Data Blog: Tracking The Use of SDRs in Africa

by AFRODAD

Data Blog: Tracking The Use of SDRs in Africa

The IMF allocated Special Drawing Rights (SDRS) equivalent to about US$650 billion in August 2021. This allocation is meant to benefit all members, addressing the long-term global need for reserves and fomenting the resilience and stability of global economy. The allocation is made in proportion to their quotas in the fund. Africa only received 5% of the allocation amounting to US$ 33billion.

In order to recover from the COVID-19 pandemic, Africa as a whole need US$ 285 billion through 2025. This therefore clearly points out the need for an increased SDR allocation to African countries. Besides this, the advanced economies should redirect their SDR allocation to nations that need them more as this is crucial in addressing global inequality and the growing financing gaps between countries.

How has the continent used it so far?

From the above analysis, it is evident that a large percentage of SDRs allocated to African countries have mostly been directed towards boosting reserves and financing social protection initiatives. Some of the social protection initiatives include supporting COVID-19 pandemic response, addressing food insecurity issues, education, health, water and sanitation projects and boost economic recovery post pandemic.
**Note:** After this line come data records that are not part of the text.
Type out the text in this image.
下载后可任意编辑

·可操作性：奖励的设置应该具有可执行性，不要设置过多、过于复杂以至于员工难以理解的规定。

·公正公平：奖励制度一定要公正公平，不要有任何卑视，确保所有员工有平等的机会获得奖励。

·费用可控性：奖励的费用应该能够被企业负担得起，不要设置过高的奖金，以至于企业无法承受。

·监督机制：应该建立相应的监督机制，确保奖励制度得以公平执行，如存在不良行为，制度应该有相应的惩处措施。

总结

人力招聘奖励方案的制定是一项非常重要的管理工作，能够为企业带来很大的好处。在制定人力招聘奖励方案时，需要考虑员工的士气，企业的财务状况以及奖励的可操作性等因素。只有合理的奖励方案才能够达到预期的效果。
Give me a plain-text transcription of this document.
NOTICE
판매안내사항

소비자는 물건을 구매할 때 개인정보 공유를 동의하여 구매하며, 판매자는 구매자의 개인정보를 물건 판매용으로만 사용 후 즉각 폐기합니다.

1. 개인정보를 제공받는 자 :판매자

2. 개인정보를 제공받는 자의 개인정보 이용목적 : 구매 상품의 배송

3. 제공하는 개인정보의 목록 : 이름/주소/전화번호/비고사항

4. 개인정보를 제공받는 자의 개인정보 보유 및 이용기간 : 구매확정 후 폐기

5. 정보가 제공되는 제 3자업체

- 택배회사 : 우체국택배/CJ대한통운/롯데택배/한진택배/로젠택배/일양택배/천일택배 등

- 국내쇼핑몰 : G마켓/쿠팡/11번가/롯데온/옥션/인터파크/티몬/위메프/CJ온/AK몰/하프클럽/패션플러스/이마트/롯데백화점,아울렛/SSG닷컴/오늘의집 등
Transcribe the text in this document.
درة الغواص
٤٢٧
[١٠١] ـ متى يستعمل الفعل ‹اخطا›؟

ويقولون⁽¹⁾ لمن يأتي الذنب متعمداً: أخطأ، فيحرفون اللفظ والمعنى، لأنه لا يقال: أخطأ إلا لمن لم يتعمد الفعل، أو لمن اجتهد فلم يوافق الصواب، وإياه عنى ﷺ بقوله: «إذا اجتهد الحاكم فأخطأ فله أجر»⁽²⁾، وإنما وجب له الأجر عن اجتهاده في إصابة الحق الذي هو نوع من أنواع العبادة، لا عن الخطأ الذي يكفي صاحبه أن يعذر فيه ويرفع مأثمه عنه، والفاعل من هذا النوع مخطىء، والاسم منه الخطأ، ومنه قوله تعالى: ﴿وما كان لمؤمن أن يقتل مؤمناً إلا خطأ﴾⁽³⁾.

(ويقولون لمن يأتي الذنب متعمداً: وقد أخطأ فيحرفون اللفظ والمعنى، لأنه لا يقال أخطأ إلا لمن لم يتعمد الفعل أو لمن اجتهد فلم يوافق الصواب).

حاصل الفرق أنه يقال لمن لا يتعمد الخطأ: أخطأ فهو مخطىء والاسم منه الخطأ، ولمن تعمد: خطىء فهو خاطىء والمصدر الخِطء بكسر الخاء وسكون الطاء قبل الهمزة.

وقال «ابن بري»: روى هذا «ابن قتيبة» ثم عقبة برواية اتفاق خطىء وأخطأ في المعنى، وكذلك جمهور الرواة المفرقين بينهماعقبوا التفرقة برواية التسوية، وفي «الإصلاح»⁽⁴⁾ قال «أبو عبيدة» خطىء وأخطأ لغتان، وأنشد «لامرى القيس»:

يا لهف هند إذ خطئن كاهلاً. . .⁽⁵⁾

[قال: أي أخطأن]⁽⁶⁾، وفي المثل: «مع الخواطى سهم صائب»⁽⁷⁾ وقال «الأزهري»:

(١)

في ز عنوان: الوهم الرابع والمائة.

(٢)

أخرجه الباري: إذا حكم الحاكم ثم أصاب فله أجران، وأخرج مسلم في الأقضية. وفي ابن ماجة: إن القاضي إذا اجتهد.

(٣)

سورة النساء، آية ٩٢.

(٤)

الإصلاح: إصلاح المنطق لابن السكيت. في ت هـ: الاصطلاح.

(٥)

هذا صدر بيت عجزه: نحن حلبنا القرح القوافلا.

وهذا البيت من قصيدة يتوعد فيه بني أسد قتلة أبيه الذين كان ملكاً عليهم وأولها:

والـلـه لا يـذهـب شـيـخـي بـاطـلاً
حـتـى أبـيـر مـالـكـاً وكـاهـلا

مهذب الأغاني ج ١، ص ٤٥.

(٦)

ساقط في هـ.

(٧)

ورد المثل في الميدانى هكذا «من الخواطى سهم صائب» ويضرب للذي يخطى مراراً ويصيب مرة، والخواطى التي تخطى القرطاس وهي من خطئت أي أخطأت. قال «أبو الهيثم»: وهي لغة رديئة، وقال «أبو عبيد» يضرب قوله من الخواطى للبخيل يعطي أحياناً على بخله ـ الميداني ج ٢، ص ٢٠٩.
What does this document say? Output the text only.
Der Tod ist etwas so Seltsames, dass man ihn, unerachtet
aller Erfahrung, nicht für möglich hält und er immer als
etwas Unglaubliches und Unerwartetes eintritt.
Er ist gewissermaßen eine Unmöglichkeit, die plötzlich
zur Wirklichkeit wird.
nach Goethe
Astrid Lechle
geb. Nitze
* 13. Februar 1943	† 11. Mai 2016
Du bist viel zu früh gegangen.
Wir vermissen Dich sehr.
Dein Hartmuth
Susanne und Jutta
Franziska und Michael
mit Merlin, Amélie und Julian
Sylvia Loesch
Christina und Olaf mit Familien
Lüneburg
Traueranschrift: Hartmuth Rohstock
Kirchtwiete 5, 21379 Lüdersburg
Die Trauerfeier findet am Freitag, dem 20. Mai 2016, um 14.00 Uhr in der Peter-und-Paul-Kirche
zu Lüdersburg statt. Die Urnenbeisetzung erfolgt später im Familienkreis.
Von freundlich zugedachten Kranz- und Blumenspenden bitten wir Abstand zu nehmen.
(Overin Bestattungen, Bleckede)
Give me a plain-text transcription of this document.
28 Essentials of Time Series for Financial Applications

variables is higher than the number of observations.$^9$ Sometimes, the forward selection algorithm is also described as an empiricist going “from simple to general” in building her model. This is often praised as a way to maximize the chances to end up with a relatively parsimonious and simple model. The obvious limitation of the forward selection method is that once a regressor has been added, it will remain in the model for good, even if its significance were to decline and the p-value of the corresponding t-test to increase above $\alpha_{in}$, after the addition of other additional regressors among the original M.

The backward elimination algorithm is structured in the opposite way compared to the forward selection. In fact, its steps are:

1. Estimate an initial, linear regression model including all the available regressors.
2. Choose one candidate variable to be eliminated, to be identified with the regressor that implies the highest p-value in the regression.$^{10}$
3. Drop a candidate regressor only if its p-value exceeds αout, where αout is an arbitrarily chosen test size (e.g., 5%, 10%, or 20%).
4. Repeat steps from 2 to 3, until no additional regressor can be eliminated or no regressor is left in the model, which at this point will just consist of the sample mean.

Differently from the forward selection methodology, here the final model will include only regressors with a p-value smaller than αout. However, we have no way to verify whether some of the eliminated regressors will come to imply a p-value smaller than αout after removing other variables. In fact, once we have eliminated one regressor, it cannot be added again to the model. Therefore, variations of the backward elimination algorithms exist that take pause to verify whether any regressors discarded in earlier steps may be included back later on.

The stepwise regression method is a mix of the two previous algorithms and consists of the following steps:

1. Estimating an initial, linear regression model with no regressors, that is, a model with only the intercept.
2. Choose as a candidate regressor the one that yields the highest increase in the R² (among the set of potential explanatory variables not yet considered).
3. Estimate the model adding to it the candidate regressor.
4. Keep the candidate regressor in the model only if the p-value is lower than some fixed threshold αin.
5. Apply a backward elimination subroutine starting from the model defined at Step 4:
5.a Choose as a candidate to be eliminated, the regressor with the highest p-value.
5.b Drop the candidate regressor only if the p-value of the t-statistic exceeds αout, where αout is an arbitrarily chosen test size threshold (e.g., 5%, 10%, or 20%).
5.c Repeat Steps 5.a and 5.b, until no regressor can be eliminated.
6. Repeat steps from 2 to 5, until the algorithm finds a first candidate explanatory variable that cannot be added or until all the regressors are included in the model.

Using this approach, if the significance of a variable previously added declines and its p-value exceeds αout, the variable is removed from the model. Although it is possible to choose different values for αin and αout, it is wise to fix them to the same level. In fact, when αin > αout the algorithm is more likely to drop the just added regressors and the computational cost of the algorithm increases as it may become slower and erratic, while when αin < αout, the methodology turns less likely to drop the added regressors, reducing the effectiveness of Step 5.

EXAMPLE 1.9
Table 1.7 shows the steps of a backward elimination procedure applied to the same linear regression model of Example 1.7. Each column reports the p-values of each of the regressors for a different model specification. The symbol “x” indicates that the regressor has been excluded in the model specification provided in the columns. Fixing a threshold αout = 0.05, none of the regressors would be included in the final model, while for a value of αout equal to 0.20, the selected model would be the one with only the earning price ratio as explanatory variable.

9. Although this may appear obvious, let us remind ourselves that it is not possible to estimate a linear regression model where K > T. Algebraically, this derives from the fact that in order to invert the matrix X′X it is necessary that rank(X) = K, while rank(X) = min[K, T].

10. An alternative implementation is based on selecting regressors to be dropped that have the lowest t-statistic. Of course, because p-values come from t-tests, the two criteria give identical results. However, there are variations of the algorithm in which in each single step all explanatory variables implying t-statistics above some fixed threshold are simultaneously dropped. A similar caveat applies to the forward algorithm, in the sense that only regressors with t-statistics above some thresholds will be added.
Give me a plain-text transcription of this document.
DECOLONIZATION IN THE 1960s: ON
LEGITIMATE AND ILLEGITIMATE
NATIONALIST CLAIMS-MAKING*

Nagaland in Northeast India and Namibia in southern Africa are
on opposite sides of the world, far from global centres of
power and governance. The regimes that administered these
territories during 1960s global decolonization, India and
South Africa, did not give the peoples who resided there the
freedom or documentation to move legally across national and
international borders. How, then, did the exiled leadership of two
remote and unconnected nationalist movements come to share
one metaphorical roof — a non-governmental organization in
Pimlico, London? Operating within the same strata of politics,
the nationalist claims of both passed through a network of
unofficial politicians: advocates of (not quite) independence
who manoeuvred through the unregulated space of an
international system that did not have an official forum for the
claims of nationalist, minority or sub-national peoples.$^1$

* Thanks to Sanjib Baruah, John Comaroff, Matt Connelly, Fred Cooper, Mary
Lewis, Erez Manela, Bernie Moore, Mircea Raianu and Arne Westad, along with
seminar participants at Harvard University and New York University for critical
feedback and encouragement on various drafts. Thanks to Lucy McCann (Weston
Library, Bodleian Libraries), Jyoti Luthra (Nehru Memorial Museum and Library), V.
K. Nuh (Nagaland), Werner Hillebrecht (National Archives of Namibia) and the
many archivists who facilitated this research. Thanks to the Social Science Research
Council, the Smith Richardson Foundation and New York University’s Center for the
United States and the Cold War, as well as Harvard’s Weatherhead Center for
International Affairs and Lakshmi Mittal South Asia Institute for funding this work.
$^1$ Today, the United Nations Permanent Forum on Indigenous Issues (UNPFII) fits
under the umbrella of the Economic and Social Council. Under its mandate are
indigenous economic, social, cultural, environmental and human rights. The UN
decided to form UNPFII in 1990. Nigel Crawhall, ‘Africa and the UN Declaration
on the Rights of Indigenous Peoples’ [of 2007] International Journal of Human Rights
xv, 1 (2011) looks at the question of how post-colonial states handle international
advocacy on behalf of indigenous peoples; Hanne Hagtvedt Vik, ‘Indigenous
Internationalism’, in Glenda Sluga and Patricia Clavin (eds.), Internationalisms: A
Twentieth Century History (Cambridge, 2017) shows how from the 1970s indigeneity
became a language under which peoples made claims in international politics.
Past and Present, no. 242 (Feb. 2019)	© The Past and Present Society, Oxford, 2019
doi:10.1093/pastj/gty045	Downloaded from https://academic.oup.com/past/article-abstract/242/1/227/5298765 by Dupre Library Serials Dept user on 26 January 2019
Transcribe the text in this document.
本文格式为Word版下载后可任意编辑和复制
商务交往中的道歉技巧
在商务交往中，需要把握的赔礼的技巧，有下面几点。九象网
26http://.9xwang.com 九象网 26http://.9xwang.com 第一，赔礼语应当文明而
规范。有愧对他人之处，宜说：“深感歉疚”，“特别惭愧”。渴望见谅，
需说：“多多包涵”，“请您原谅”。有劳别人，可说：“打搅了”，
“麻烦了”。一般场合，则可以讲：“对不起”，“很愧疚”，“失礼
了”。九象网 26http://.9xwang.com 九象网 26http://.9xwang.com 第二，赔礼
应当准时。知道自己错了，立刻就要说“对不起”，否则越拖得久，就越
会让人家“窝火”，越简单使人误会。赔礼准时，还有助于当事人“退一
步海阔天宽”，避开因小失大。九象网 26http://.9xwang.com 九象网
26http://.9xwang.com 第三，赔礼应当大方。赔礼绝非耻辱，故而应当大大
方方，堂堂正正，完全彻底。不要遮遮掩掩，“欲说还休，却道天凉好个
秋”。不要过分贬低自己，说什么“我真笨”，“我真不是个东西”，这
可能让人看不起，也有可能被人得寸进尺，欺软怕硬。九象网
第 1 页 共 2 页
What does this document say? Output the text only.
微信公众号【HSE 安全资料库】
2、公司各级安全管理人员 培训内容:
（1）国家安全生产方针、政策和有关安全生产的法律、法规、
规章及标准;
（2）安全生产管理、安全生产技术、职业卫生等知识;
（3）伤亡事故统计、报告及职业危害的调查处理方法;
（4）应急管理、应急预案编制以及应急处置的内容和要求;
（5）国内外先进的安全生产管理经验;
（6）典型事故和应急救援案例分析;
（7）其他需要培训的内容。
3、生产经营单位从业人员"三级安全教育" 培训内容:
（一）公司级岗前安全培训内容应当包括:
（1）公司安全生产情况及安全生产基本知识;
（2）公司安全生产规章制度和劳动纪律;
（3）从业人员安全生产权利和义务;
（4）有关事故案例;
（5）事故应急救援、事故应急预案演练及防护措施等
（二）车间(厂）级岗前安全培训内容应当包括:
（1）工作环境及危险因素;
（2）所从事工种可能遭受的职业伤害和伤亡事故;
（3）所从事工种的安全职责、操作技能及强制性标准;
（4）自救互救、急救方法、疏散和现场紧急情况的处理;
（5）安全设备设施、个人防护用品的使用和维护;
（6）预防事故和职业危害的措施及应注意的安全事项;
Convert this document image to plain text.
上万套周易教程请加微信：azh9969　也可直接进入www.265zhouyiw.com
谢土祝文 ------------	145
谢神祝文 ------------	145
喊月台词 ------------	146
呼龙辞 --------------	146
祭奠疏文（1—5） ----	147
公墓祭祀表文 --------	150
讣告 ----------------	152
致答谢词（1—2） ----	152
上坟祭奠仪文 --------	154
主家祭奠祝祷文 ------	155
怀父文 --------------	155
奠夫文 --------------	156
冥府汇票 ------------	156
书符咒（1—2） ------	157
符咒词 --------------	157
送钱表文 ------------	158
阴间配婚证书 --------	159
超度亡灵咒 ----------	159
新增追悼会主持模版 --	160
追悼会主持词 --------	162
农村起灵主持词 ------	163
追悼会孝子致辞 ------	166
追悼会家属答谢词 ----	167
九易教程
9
A huge chunk has also been directed towards financing budget deficits of different countries as a result of tight fiscal spaces due to the escalating external debt issues whereas some have directed their SDRs entirely towards debt payment and in other cases substituting expensive domestic financing as is the case in Ivory Coast and Burkina Faso.

Why do we need more?

Raising the share of SDR allocation will without a doubt substantially boost investments in the structural transformation of African economies which would in turn accelerate the heterogeneity of exports from Africa for an accelerated income generation. This is so because the issued SDRs will aid in reducing countries’ exposure to exchange rate volatility and liquidity constraints associated with elevated balance of payment pressures especially countries heavily dependent on foreign exchange income and fiscal revenues. Reallocation of unused SDRs from rich countries may not have the same impact but could provide the minimum level of infrastructure investment required for sustainable growth which over time will accelerate the development of regional value chains and create complementary demand and set these countries on a virtuous cycle of sustained and robust per capita income growth for global income convergence.